While outside, each person was instructed not to use social media, talk with others, exercise or read.
After analyzing the data, researchers discovered significant drops in cortisol levels with the largest declines happening for people who spent 20 to 30 minutes walking or sitting in nature.
Moreover, the more time a participant spent outdoors, the greater the drop in their stress levels.
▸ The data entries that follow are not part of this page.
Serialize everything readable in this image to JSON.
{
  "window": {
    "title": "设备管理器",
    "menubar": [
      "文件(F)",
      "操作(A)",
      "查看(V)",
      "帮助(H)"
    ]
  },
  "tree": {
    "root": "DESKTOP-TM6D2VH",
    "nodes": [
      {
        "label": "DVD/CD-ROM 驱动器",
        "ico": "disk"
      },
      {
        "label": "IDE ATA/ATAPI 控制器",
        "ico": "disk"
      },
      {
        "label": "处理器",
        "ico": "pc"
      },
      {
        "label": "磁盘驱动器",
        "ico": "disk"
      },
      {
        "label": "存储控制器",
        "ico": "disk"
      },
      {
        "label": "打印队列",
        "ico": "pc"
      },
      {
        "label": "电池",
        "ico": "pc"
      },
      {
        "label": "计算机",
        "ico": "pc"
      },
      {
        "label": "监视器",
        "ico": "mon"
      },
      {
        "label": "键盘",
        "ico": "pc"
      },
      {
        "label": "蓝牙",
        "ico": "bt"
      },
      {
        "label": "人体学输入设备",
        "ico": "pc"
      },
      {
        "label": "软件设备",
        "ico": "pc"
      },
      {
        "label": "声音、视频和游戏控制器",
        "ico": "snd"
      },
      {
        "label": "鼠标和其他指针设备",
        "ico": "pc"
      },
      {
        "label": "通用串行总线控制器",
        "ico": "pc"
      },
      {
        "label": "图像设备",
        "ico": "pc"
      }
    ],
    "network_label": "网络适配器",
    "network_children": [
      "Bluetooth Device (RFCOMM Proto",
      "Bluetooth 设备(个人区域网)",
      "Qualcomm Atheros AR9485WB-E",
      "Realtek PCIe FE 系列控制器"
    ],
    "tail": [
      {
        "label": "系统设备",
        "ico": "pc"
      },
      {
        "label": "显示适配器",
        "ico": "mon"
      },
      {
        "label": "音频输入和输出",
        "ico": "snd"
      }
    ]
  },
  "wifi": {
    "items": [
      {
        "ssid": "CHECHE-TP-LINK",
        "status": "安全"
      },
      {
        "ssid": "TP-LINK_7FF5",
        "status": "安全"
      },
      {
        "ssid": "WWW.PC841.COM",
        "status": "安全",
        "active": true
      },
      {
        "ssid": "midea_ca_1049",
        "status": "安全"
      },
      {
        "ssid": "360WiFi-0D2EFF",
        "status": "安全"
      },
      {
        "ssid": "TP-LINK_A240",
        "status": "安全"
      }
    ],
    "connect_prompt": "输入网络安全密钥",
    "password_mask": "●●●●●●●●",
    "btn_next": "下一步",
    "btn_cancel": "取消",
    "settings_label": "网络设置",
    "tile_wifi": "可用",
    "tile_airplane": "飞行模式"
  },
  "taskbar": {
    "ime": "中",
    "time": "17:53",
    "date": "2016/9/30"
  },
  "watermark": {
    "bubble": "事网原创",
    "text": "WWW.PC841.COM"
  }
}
Ecologist Dr. MaryCarol Hunter, lead study author and faculty member at the University of Michigan shared the following about the research in a press release: ” Our study shows that for the greatest payoff, in terms of efficiently lowering levels of the stress hormone cortisol, you should spend 20 to 30 minutes sitting or walking in a place that provides you with a sense of nature.”
Previous research exploring the mental health benefits of spending time outdoors has revealed promising results. For example, a 2018 investigation appearing in The Journal of Positive Psychology showed that a person’s mood could be quickly lifted just by spending a few minutes outside.
A 2017 study showed that employees who took outdoor breaks experienced meaningful reductions in stress.
“It is easier while outdoors to take a moment and notice what you are thinking, feeling, and doing as well as what your five senses are telling you,” reflects Dr. Ball.
Do you spend time outdoors? If so, has it reduce your stress levels? What benefits have you experienced?